Updated 2 October 2017

Are services effective?

We do not currently have a legal duty to rate dialysis services.

We found the following areas of good practice:

  • Patients care and treatment was planned and delivered in line with current evidence-based guidance, standards, best practice and legislation.

  • The unit measured patients’ outcomes and used them to make improvements.

  • Epsom dialysis unit had met all its key performance indicators between January and March 2017.

  • New starters completed a detailed competency assessment and were reassessed annually.

  • There were effective processes in place for gaining patient consent for treatment.

  • Staff referred patients to a social worker or a psychologist if required.

  • Effective multidisciplinary team working was evident between staff on the unit and the local NHS hospital.

However, we also found the following issues that the service provider needs to improve:

  • FMC policies we reviewed did not contain a review date.

  • Not all staff were up to date with their mandatory training.

  • The use of family members for interpreting and lack of easy read leaflets was not in line with the Accessible Information Standard (2016).

Caring

Updated 2 October 2017

We do not currently have a legal duty to rate dialysis services.

We found the following areas of good practice:

  • The 27 comment cards we received contained extremely positive feedback about the unit and its staff.

  • People were treated with dignity, respect and kindness during all interactions with staff.

  • People were involved and encouraged to be partners in their care and in making decisions.

However, we also found the following issues that the service provider needs to improve:

  • Not all patients knew who their named nurse was.

Responsive

Updated 2 October 2017

We do not currently have a legal duty to rate dialysis services.

We found the following areas of good practice:

  • Patients who required dialysis were assessed by the local NHS renal unit for suitability to dialysis in a satellite unit, and then referred to the unit.

  • Staff supported patients’ changing dialysis days and or times as far as possible to accommodate external commitments, appointments or social events.

  • Facilities and premises were appropriate for the services being delivered.

  • A link nurse monitored vascular access and supported discussions with referring NHS hospital.
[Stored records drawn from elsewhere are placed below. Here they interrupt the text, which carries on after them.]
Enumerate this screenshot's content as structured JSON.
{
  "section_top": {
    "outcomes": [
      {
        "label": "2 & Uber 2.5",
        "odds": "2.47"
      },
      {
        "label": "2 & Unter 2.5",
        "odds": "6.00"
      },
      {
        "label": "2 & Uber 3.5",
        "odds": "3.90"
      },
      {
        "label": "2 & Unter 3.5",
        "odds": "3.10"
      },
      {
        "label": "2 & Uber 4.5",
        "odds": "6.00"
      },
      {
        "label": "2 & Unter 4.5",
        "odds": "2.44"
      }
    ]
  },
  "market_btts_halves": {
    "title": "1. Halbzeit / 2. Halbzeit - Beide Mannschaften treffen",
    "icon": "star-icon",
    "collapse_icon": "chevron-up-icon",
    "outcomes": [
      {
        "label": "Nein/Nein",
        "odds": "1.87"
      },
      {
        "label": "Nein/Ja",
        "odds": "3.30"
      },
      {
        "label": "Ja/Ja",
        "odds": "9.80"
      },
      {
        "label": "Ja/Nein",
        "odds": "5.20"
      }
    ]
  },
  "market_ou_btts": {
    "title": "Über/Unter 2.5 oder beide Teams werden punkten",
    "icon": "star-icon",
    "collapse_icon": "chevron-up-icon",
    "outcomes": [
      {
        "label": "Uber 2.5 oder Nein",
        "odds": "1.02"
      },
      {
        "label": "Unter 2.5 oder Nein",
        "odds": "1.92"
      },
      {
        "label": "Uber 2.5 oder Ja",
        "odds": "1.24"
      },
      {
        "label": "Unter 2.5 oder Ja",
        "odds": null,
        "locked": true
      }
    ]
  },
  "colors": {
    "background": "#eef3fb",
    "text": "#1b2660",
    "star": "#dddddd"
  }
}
  • The service made arrangements for patients to continue their dialysis treatment when they went on holiday.

However, we also found the following issues that the service provider needs to improve:

  • The service did not monitor patient wait times for treatment and ambulance response times.

  • The complaints log did not always contain information regarding the response time to complaints.

Well-led

Updated 2 October 2017

We do not currently have a legal duty to rate dialysis services.
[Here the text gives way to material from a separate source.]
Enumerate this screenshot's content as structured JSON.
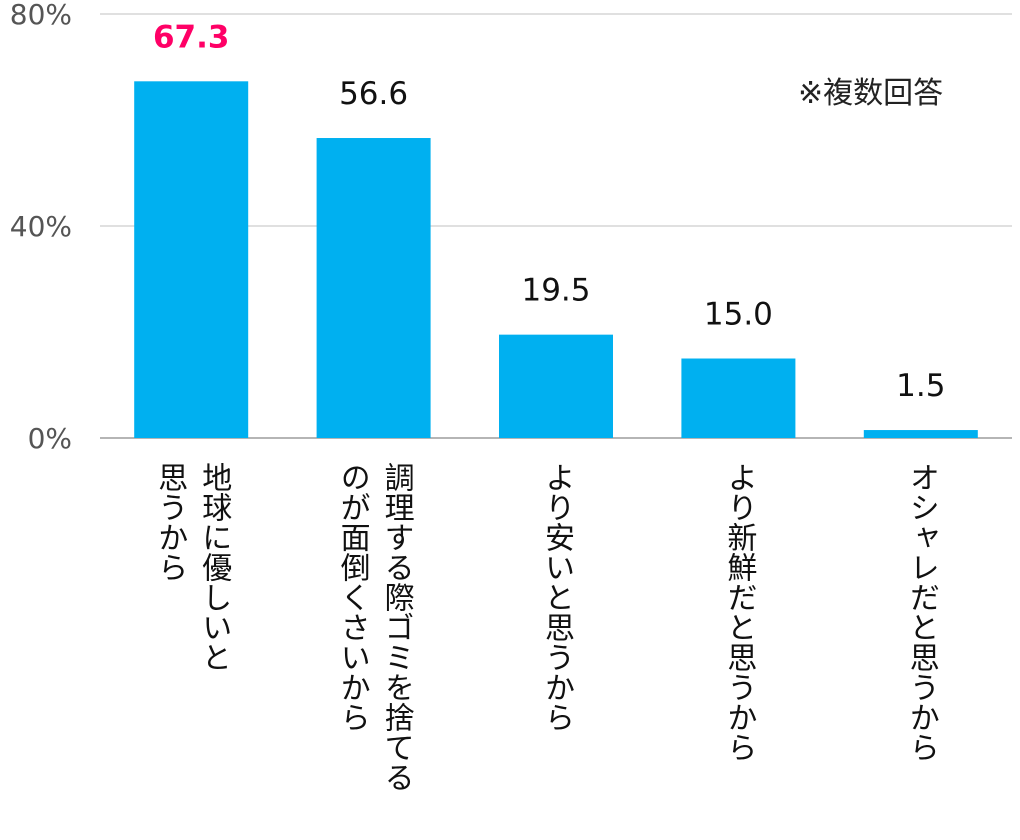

We found the following areas of good practice:

  • There was a clear governance strategy and staff knew their role and responsibilities in reporting risks.
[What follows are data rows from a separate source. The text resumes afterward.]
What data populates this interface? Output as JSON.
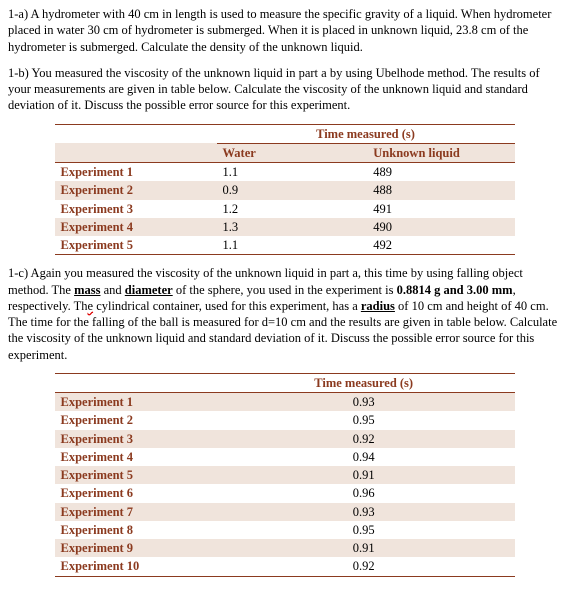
{
  "para_a": "1-a) A hydrometer with 40 cm in length is used to measure the specific gravity of a liquid.  When hydrometer placed in water 30 cm of hydrometer is submerged. When it is placed in unknown liquid, 23.8 cm of the hydrometer is submerged. Calculate the density of the unknown liquid.",
  "para_b": "1-b) You measured the viscosity of the unknown liquid in part a by using Ubelhode method. The results of your measurements are given in table below. Calculate the viscosity of the unknown liquid and standard deviation of it. Discuss the possible error source for this experiment.",
  "para_c_pre": "1-c) Again you measured the viscosity of the unknown liquid in part a, this time by using falling object method. The ",
  "para_c_mass": "mass",
  "para_c_and": " and ",
  "para_c_diameter": "diameter",
  "para_c_mid1": " of the sphere, you used in the experiment is ",
  "para_c_val1": "0.8814 g and 3.00 mm",
  "para_c_mid2": ", respectively. Th",
  "para_c_typo": "e",
  "para_c_mid3": " cylindrical container, used for this experiment, has a ",
  "para_c_radius": "radius",
  "para_c_end": " of 10 cm and height of 40 cm. The time for the falling of the ball is measured for d=10 cm and the results are given in table below. Calculate the viscosity of the unknown liquid and standard deviation of it. Discuss the possible error source for this experiment.",
  "table1": {
    "time_header": "Time measured (s)",
    "col_water": "Water",
    "col_unknown": "Unknown liquid",
    "rows": [
      {
        "label": "Experiment 1",
        "water": "1.1",
        "unknown": "489"
      },
      {
        "label": "Experiment 2",
        "water": "0.9",
        "unknown": "488"
      },
      {
        "label": "Experiment 3",
        "water": "1.2",
        "unknown": "491"
      },
      {
        "label": "Experiment 4",
        "water": "1.3",
        "unknown": "490"
      },
      {
        "label": "Experiment 5",
        "water": "1.1",
        "unknown": "492"
      }
    ]
  },
  "table2": {
    "time_header": "Time measured (s)",
    "rows": [
      {
        "label": "Experiment 1",
        "t": "0.93"
      },
      {
        "label": "Experiment 2",
        "t": "0.95"
      },
      {
        "label": "Experiment 3",
        "t": "0.92"
      },
      {
        "label": "Experiment 4",
        "t": "0.94"
      },
      {
        "label": "Experiment 5",
        "t": "0.91"
      },
      {
        "label": "Experiment 6",
        "t": "0.96"
      },
      {
        "label": "Experiment 7",
        "t": "0.93"
      },
      {
        "label": "Experiment 8",
        "t": "0.95"
      },
      {
        "label": "Experiment 9",
        "t": "0.91"
      },
      {
        "label": "Experiment 10",
        "t": "0.92"
      }
    ]
  }
}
  • Local leadership was effective and staff felt very well supported.

  • The unit worked closely with the referring NHS hospital.

  • There were monthly quality assurance meetings to assess and monitor the effectiveness of treatment and tailor individual patient’s dialysis plans.

However, we also found the following issues that the service provider needs to improve:

  • Staff were unable to describe the organisation’s vision and strategy.

  • The risk register did not show risks specifically encountered at Epsom dialysis unit.

  • The Workforce Race Equality Standards (WRES) 2015 had not been implemented by the provider.